Democratic Senator Barack Obama hit White House rival Republican Senator John McCain with a prime-time TV onslaught as he vied to clinch victory in battleground states in the climactic run-up to Tuesday’s vote.
After his 30-minute appeal on national television late on Wednesday, which cost at least US$3 million to air, Obama held a midnight rally near Orlando with former president Bill Clinton in the latest burial of Democratic hatchets.
Obama beat Clinton’s wife Hillary to the Democratic nomination, but the former president delivered a strong endorsement at his first joint campaign event with the party’s champion in front of 35,000 supporters in Kissimmee.

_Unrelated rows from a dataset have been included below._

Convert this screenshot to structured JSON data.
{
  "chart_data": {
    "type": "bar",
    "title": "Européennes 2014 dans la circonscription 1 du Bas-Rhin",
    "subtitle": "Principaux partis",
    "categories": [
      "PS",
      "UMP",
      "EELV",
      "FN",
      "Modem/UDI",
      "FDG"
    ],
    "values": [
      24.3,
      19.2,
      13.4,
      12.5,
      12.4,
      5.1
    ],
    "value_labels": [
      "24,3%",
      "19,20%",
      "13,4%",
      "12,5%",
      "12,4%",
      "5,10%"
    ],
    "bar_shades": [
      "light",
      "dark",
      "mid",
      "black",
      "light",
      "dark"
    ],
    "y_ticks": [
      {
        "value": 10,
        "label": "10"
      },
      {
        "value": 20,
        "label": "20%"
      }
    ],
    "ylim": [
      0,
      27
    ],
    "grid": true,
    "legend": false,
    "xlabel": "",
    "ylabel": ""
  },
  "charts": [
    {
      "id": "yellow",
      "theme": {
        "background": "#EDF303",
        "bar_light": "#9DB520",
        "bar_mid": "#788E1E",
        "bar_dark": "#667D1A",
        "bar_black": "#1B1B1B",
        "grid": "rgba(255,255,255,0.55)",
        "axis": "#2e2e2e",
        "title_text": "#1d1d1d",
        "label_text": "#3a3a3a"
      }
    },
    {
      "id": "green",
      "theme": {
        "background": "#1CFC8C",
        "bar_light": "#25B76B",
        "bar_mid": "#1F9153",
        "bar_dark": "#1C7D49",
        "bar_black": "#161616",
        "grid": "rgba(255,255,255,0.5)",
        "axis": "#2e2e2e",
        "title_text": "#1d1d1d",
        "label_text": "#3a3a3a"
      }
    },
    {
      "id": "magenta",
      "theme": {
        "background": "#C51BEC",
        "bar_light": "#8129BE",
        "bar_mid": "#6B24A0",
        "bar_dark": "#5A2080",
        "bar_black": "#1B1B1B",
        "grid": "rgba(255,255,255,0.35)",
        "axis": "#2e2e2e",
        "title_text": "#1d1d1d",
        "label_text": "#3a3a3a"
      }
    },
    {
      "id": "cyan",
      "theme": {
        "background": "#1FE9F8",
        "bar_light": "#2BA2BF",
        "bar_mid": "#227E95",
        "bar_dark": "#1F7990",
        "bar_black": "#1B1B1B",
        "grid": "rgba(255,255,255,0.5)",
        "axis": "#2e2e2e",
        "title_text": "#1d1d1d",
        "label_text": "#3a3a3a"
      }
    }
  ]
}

“The presidential campaign is the greatest job interview in the world. And on Tuesday, you get to make the hire,” Clinton said, contrasting the economic prosperity of his own 1990s tenure to the crisis now sweeping the nation.
“This is not a close question. If you make the decision based on who can best get us out of the ditch ... I think it’s clear the next president should be, and with your help will be, Senator Barack Obama,” he said.
Obama is stepping up the pace on the final approach to the most consequential election in a generation, as the US grapples with the financial hurricane and two wars in Iraq and Afghanistan.
The Democratic front-runner was to hit three states yesterday, departing Florida after a morning rally for more events in the raging battlegrounds of Virginia and Missouri. McCain was conducting a bus tour of Ohio.
Pursuing his quest to be elected the first US black president, Obama ended his special broadcast with a live cut to the thumping climax of a rally attended by 20,000 supporters in Sunrise, Florida, late on Wednesday. The ad, which aired on three networks before the decisive World Series baseball game, featured patriotic tropes, intensely personal moments and stories of real Americans struggling to make ends meet.
The 47-year-old Democrat, promoted in the broadcast as a loving family man who overcame hardship to reach the pinnacle of politics, pledged to remake the American Dream for all and safeguard the nation from foreign threats.
“We’ve seen over the last eight years how decisions by a president can have a profound effect on the course of history — and on American lives,” he said intently to the camera. “This election is a defining moment. The chance for our leaders to meet the demands of these challenging times and keep faith with our people.”
McCain, 72, was unimpressed earlier on Wednesday in Florida — the biggest of all the battleground states where the election will be won and lost.
“When you’re watching this gauzy, feel-good commercial, just remember that it was paid for with broken promises,” he said, attacking Obama’s decision to opt out of public campaign financing.
The Arizona senator renewed his attacks on Obama’s past links to 1960s radical William Ayers and lambasted his opponent’s credentials to be commander-in-chief.
“With terrorists still plotting new strikes across the world, millions of innocent lives are still at stake, including American lives,” McCain said.
“The question is whether this is a man who has what it takes to protect America from Osama bin Laden, al-Qaeda, and other grave threats in the world,” McCain said. “And he has given you no reason to answer in the affirmative.”
Whether McCain’s tactics are successful remain to be seen. Polls have repeatedly shown that the economy rather than national security remains the defining issue of the campaign.
A poll from Quinnipiac University on Wednesday showed Obama with a still sizeable, albeit slightly narrower lead in Ohio and Pennsylvania but with Florida now too close to call.
Another poll from Rasmussen showed McCain closing to within three points of Obama nationwide for the first time in more than a month, trailing 47 percent to 50 percent.
But a survey of toss-up states by CNN and Time had Obama expanding his lead in Colorado and holding steady margins in Florida and Virginia.